Tatlı Algılayıcılar: Şeker Tadına Dair Doğal Bir Tutku
Tatlı reseptörleri, çeşitli tatlı kimyasalları tanıyabilir. Fakat diğer acı ya da ekşi tatları algılayan reseptörlerden farklı olarak, tatlı algılayıcılar çok hassas değildir. Bu durum, vücudun enerji gereksinimlerinden dolayı şekerli gıdalara yönlendirilmesinin evrimsel bir sonucudur. Yani, tatlıya karşı zaafımız aslında doğamızın bir parçasıdır.
Columbia Üniversitesi ve Howard Hughes Tıp Enstitüsü’nde görev yapan doktora sonrası araştırmacı Dr. Juen Zhang, çalışmanın önemine dikkat çekerek, “Şekerin obezite üzerindeki etkisi büyüktür ve göz ardı edilemez” diyor.
Dr. Zhang’a göre, bugün kullanılan yapay tatlandırıcılar, şeker isteğini bastıramaz çünkü bu maddeler, tatlı reseptörünü tam olarak anlamadan geliştirilmiştir.
Dr. Zhang, bu önemli araştırmanın detaylarını Cell dergisinde yayınlanan makalede paylaştı. Üç yıl süren araştırmada, kriyo-elektron mikroskobu tekniği kullanıldı. Elektron ışınlarıyla, tatlı reseptörünün ve dilin üç boyutlu yapısı yüksek çözünürlükle görüntülendi.
Tatlı Reçetörü Nasıl Çalışıyor?
Tatlı tatları algılayan reseptör, iki ana parçadan oluşmaktadır ve bu yapı, sinek kapanını andırmaktadır.

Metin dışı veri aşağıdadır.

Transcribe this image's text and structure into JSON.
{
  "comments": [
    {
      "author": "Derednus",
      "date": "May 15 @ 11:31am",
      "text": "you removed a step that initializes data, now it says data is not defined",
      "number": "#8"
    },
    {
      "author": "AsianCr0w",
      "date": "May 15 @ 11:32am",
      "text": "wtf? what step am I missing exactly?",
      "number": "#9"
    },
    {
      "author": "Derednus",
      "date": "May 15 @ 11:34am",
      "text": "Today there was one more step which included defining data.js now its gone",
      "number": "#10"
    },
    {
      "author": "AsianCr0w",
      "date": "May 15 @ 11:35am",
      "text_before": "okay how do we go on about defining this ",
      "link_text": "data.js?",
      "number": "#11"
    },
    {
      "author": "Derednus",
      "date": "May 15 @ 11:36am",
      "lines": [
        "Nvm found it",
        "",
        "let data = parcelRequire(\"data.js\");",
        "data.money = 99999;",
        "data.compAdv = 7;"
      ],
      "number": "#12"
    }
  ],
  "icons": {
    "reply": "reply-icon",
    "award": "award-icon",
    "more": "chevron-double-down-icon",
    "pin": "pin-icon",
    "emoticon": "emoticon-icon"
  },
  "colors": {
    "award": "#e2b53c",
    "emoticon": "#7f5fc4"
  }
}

Özellikle “bağlanma cebi” olarak adlandırılan bölüm, tatlıya karşı hassasiyetin bireyler arasında neden farklılaştığını anlamamıza yardımcı olabilir.
Columbia Üniversitesi Zuckerman Enstitüsü’nde çalışan baş araştırmacı Dr. Anthony Fitzpatrick, “Bağlanma cebinin tam olarak anlaşılması, reseptörün nasıl işlediğini anlamamız açısından kritiktir” diyor.
Dr. Fitzpatrick’e göre, bu detaylar daha etkili tatlandırıcılar geliştirmek veya şeker isteğini dengeleyebilecek yeni moleküller keşfetmek için yol gösterici olabilir.
Tatlı Reçetörleri Sadece Dilde Değil
Araştırmacılar, bu reseptörlerin sadece ağızda değil, vücudun çeşitli yerlerinde bulunduğunu belirtiyor. Bu nedenle, yapısal haritanın, metabolizmayla ilgili diğer araştırmalara da destek sağlaması bekleniyor.
Obezite, ABD’de her beş çocuktan birini ve her beş yetişkinden ikisini etkilemektedir. Aşırı şeker tüketimi ise kalp çevresinde ve karın bölgesinde yağlanmayla ilişkilendirilmektedir, bu da ciddi sağlık risklerine neden olmaktadır.
Çalışmanın yazarlarından ve Fitzpatrick Laboratuvarı’nda görevli araştırma teknisyeni Andrew Chang, “Gerçekten yardımcı olabileceğimize inandığımız için bilimsel bilgimizi geliştirmeye çalışıyoruz” dedi.